En novembre, le Royaume-Uni proposa de payer l’Empire ottoman pour qu’il reste neutre tandis que le ministre français de la Justice, Aristide Briand, suggéra de lancer une attaque préventive ; les deux propositions furent rejetées. Plus tard dans le mois, le premier lord de l’Amirauté, Winston Churchill présenta un projet d’attaque navale contre les Dardanelles fondé sur des rapports erronés sur les défenses ottomanes. Churchill voulait redéployer en Méditerranée les cuirassés obsolètes ne pouvant opérer contre la Hochseeflotte allemande afin d’organiser une opération navale suivie d’un débarquement limité. L’opération avait également pour objectif de pousser la Bulgarie et la Grèce, deux anciennes possessions ottomanes, à rejoindre le camp des Alliés. Le 2 janvier 1915, le grand-duc Nicolas de Russie demanda l’aide britannique alors que les Ottomans lançaient une grande offensive dans le Caucase. Les préparations de l’opération navale commencèrent immédiatement pour soulager les Russes en obligeant les Ottomans à redéployer leurs forces dans les Dardanelles.

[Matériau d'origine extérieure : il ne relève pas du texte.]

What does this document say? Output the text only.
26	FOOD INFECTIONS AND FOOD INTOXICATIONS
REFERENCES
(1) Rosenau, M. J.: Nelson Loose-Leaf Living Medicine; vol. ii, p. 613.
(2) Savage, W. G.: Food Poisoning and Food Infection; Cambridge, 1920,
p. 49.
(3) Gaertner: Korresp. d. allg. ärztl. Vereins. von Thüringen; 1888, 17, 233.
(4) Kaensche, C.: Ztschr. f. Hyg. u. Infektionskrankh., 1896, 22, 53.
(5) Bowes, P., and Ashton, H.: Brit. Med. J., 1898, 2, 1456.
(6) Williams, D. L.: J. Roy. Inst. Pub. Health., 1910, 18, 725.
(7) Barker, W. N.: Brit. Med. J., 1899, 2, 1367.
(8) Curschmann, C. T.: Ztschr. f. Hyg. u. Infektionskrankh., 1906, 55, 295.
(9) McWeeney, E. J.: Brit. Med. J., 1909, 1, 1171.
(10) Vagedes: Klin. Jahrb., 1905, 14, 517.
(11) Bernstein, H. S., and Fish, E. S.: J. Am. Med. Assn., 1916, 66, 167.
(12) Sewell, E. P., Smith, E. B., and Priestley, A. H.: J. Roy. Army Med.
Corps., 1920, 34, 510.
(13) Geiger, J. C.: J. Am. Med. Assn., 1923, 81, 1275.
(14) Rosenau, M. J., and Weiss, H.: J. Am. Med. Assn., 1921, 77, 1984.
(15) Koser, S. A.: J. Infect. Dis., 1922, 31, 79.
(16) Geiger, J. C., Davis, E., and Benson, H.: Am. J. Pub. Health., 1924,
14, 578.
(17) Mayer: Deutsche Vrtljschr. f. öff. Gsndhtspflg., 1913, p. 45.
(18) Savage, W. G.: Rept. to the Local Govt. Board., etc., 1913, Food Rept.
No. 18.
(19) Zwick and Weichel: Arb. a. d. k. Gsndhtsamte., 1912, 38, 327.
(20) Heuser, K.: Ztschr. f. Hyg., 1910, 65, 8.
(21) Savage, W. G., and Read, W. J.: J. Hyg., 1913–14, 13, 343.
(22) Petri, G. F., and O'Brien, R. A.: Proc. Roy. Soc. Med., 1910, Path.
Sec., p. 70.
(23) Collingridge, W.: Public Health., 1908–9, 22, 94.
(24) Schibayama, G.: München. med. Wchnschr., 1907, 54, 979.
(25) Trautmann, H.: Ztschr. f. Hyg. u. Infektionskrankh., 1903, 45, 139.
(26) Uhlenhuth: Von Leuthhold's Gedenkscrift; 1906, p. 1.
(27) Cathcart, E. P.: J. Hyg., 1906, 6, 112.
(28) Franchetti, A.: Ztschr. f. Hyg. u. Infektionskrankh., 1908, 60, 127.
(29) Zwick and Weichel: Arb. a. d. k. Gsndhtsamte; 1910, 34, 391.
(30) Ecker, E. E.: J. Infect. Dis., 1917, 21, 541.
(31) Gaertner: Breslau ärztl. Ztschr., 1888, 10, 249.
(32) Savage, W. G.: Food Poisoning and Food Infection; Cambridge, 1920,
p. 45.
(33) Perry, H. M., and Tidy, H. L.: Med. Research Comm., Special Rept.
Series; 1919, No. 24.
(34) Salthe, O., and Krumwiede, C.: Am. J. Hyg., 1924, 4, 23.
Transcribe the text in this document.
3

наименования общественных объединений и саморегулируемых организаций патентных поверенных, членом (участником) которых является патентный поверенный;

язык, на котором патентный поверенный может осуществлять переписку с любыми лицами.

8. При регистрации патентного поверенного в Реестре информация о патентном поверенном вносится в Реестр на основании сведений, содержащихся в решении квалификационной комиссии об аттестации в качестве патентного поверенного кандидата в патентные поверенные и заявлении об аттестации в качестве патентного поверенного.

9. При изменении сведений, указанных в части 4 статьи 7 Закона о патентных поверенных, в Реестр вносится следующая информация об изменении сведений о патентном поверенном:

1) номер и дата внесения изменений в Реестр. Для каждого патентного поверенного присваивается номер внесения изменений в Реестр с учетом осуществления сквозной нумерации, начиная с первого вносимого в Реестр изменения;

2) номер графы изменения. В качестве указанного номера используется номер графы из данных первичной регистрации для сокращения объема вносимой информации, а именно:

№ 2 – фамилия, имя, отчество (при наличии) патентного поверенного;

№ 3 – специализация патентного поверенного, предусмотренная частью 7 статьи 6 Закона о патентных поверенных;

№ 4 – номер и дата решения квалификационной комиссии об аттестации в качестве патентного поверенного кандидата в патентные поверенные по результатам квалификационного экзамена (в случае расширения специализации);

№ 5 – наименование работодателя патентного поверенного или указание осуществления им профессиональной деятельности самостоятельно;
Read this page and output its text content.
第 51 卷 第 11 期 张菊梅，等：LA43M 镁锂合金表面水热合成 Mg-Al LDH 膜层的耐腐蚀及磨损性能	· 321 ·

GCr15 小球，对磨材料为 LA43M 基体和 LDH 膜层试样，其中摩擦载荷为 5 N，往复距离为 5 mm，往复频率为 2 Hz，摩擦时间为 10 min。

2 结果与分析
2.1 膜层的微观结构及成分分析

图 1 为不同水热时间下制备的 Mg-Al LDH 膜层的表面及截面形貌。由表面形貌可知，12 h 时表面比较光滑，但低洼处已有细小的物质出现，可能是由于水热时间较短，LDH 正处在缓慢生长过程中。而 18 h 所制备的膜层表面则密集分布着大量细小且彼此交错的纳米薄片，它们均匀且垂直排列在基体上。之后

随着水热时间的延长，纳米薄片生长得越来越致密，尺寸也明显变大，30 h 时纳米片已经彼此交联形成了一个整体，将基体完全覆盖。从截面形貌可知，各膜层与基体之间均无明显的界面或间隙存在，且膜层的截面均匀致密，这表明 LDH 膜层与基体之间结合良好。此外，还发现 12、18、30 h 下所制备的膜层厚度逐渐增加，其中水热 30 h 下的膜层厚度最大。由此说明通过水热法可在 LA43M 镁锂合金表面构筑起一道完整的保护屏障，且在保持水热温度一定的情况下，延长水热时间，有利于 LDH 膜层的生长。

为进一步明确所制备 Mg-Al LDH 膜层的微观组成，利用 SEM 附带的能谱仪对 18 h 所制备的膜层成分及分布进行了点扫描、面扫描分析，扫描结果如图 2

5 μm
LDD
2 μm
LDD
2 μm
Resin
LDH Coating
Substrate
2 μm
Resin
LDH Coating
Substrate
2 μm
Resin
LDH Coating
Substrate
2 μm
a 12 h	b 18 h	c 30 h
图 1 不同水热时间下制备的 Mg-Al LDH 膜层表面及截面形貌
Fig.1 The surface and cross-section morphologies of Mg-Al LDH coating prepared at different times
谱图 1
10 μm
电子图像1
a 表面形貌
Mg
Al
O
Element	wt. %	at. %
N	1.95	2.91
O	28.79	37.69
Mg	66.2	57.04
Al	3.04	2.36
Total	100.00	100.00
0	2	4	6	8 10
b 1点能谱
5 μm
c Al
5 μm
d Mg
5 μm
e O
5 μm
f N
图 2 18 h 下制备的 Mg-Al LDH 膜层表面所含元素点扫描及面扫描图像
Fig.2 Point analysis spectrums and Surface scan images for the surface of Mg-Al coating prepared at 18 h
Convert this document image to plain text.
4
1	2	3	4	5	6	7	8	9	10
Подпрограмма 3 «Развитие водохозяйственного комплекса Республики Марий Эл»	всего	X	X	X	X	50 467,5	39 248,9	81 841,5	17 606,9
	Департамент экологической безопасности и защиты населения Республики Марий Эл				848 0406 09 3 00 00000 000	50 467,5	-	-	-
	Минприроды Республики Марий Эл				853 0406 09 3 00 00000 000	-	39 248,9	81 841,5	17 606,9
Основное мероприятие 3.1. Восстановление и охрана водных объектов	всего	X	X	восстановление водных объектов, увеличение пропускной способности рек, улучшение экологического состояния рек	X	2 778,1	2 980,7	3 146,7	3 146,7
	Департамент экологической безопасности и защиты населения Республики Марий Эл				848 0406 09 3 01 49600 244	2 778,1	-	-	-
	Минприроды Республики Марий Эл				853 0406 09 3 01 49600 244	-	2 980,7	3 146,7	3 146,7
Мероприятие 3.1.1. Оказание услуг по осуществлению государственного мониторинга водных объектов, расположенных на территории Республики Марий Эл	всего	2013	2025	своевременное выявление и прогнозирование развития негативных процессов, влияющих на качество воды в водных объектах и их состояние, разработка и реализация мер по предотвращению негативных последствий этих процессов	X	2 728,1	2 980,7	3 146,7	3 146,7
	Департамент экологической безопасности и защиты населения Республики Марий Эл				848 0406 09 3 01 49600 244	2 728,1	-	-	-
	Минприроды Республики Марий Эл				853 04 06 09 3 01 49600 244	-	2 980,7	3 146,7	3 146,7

Le 17 février 1915, un hydravion britannique du HMS Ark Royal réalisa un vol de reconnaissance au-dessus du détroit. Deux jours plus tard, une importante escadre anglo-française menée par le cuirassé HMS Queen Elizabeth commença à pilonner les positions ottomanes sur la côte. Les Britanniques avaient prévu d’utiliser les huit appareils du HMS Ark Royal pour orienter les tirs mais les mauvaises conditions climatiques ne permirent l’emploi que d’un seul Short Type 136 (en). Le 25 février, les premières fortifications à l’entrée des Dardanelles avaient été écrasées tandis que le passage avait été déminé. Une unité de Royal Marines fut alors débarquée pour détruire les canons de Kumkale sur la côte asiatique et à Sedd el Bahr à l’extrémité de la péninsule de Gallipoli tandis que le bombardement naval se tournait vers les batteries entre Kumkale et Kephez.

Frustré par la mobilité des batteries ottomanes qui échappaient aux bombardements alliés et menaçaient les dragueurs de mines, Churchill poussa le commandant de la flotte, l’amiral Sackville Carden, à accroître la pression. Ce dernier prépara une nouvelle tactique et envoya le 4 mars un télégramme à Churchill indiquant qu’il pourrait atteindre Constantinople en moins de 14 jours en lançant un assaut avec l’ensemble de ses forces. Cette confiance fut renforcée par l’interception de messages allemands révélant que les forts ottomans étaient presque à court de munitions. Il fut donc décidé d’organiser une attaque générale vers le 17 mars mais Carden, malade, fut remplacé par l’amiral John de Robeck. Le 18 mars 1915, la flotte composée de 18 cuirassés et de nombreux croiseurs et destroyers tenta de forcer le passage le plus étroit des Dardanelles large de seulement 1 500 mètres. Malgré la menace des canons ottomans, les dragueurs de mines reçurent l’ordre de participer à l’assaut. À 14 h, un compte-rendu du quartier-général ottoman rapporta que « toutes les lignes téléphoniques ont été coupées, toutes les communications avec les forts sont interrompues, certains canons ont été touchés… en conséquence, les tirs d’artillerie des défenses ont été sévèrement réduits ».

Bataille des Dardanelles, entier postal, Turquie.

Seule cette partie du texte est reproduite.